Things were finally looking up.

We had four straight quarters of improving numbers, and it wasn't just statistical fudging either. People were noticing measurable improvements in their lives. There was a tangible feeling of optimism in the air, that everything was finally going to be OK. Granted there were still a few curmudgeons left over from the previous generation, always mumbling about complacency and eternal vigilance or something like that, but it was getting harder to take them seriously with each passing quarter. Eventually they faded away into nursing homes, but as long as the numbers kept improving, we weren't too concerned.

A few decades later, the numbers were still improving, but not as much as they used to. We figured that was just natural. You can't expect improvement without limit we were told. Eventually some people began to claim the numbers had plateaued, and perhaps were even going in the wrong direction. After a few years of denial, we were told that our lives were still leaps and bounds better than they were decades ago, and to be grateful for that. It was true though, and most of us did prefer to be grateful.

It wasn't until much later that we realized corruption had once again reached deep into our most powerful institutions and was attempting to re-establish a religion of Famine, an ideology in which it was OK to walk by the homeless, because they deserved it, because they wanted that life, because it was fate and Frog's will. Instead of stopping along the road to care for the fallen, the new religion convinced us to build pyramids for our new masters, elaborate tombs to commemorate their deaths, even as thousands of our own died from neglect.

It didn't go completely unnoticed though. Some among us attempted to rouse the slaves from their slumber. We gathered pitchforks and attacked our feudal lords in the dead of night.

This did not go over well.

We were accused of being agents of neighboring kingdoms. Documentation was found proving we were working for foreigners. We were declared enemies of the people. Some were imprisoned, others were hunted down and killed. In the neighboring kingdom, they were doing the same. They too needed an excuse to prevent attacks on their own feudal lords. Eventually these kingdoms, large numbers of them, all declared war on one another, while the kings and the lords sat on their thrones and ordered thousands of their slaves to their deaths in battle. They were all honored with glory and parades.

Unfortunately war was expensive. We needed weapons, lots of weapons, so the number of starving and homeless continued to grow. While we may have stopped building monuments for our lord, we now made weapons instead. Eventually some slaves began pointing out the futility of such wasted effort. War was no longer as useful a distraction as it once was. Our lord panicked, and reached deep into his arsenal for his final weapon. His agents visited places for the healing of the sick. They struck many deals. Soon after our lord was handing out free blankets to anyone that wanted one.

It started among the poor and the cold at first, but eventually the plague ravaged our entire kingdom. Gone were the thoughts of war and their related investigations. We were now completely occupied in surviving this new disease. Some accused our lord of some kind of conspiracy. They quietly disappeared. The plague wasn't something easy to control though. Eventually everything started collapsing. At first it was the smaller institutions, but eventually the most respected institutions in our society were collapsing as well.

Some came forward and began accusing our lord of a long list of misdeeds, of being a false prophet. Many of our lord's closest allies turned on him too. Maybe they finally decided to cash in their investments. The kingdom fell apart. The first became last and the last became first.

We began to organize assemblies to build a new society, one without all the abuses of the past. Some people called us utopian but we didn't care. We had plenty of people who truly knew what they were doing, who hadn't fallen during previous failed attempts at revolution.

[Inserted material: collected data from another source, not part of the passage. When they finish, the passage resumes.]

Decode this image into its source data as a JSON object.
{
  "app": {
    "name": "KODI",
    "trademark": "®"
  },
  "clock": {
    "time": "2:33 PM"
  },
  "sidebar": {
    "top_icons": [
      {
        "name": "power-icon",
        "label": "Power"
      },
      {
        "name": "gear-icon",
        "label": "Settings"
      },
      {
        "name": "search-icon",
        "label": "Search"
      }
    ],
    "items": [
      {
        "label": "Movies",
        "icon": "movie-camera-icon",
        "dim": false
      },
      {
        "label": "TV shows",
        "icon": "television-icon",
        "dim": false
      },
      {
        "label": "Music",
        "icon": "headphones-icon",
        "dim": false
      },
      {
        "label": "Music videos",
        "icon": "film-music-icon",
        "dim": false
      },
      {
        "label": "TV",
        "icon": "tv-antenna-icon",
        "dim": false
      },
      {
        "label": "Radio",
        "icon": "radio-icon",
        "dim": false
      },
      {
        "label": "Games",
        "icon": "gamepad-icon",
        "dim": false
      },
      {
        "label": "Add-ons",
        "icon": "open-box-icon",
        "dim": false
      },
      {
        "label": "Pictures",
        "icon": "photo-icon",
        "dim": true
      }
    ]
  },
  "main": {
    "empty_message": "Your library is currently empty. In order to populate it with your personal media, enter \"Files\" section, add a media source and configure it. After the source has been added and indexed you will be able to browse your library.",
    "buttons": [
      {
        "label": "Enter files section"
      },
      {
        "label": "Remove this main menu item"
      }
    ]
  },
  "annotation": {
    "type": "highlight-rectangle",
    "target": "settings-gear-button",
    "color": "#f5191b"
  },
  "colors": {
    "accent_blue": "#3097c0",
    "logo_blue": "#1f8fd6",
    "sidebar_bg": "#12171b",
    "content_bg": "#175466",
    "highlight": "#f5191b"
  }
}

Things were finally looking up. There was a tangible feeling that everything was finally going to be OK. This time we knew what we were doing. This was a new normal, a new phase in civilization. This time we would learn from the past. Our grandchildren will thank us: The Generation of Heroes. There were still a few curmudgeons mumbling about complacency and vigilance or something, but they faded away into nursing homes. We had four straight quarters of improving numbers.